Il est très difficile d'ouvrir la presse sans tomber sur une critique de la politique africaine de la France. En revanche, il est faux d'affirmer que rien n'a été fait sur la longue durée. Nous n'en entendons pas suffisamment parler, mais depuis 2010, d'innombrables chantiers ont été ouverts, dans les domaines de la santé, de l'éducation, des technologies numériques, des industries créatives et culturelles, de la réconciliation des mémoires, de la mise en place du nouveau dispositif de partenariat économique avec les acteurs africains et de la plaidoirie en faveur d'une réforme de la gouvernance des institutions financières internationales. Naturellement, les résultats ne sont évidemment pas les mêmes d'un chantier à l'autre, et il faudrait essayer d'analyser pourquoi certaines réussites se sont combinées à des échecs. En résumé, je ne voudrais pas donner l'impression que rien n'a été fait ou qu'il n'existe pas de base à partir desquelles réinventer la rénovation de ce lien.
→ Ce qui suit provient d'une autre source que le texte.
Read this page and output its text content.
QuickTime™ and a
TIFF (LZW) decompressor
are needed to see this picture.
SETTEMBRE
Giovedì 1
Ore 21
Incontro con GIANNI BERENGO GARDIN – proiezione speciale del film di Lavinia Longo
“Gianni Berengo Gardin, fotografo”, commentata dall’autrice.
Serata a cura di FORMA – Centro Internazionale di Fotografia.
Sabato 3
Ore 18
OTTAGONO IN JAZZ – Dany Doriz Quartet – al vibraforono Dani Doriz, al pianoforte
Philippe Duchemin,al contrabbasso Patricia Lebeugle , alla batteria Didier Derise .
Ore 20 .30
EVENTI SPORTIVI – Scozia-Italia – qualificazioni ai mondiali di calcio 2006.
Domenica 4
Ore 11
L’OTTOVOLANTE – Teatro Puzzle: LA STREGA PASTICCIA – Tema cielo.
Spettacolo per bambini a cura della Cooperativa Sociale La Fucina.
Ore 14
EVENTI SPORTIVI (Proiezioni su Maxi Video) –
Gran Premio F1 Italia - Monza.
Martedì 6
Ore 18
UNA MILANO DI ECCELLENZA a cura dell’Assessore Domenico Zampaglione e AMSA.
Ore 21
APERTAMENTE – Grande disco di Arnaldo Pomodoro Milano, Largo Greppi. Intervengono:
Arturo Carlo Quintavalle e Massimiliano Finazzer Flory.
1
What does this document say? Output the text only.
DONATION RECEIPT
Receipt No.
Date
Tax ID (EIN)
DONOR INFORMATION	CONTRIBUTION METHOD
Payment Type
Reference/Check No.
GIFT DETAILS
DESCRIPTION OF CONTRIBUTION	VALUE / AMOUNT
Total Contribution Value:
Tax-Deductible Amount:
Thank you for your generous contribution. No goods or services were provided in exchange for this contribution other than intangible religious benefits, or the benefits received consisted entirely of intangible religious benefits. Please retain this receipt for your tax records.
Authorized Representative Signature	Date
Il existe néanmoins un certain nombre d'obstacles. Certains sont internes à l'Afrique. Ainsi, j'ai parlé tout à l'heure du passage à un nouveau cycle historique et des contradictions qui émergent de ce basculement vers un nouveau cycle historique. Les Africains devront les régler. La plupart des acteurs externes vont devoir assumer en Afrique un rôle secondaire, dans la mesure où les forces internes du continent sont en train de prendre le dessus sur l'évolution de leur propre société.

C'est la raison pour laquelle je prône l'idée d'une juste distance qui consisterait effectivement à solder tous les chiffons rouges, comme les bases militaires et le franc CFA. De l'avis de nombreux observateurs, ces outils sont devenus contre-productifs. La France doit avoir le courage de régler la question des bases militaires et de réinventer une politique de coopération monétaire et militaire, qui repose sur une conception élargie à la fois de la paix, de la sécurité et de la stabilité. Ceci est possible et faisable. Peut-être manque-t-il le courage et l'imagination. Dans ce cas, il faut aller les chercher là où ils se trouvent.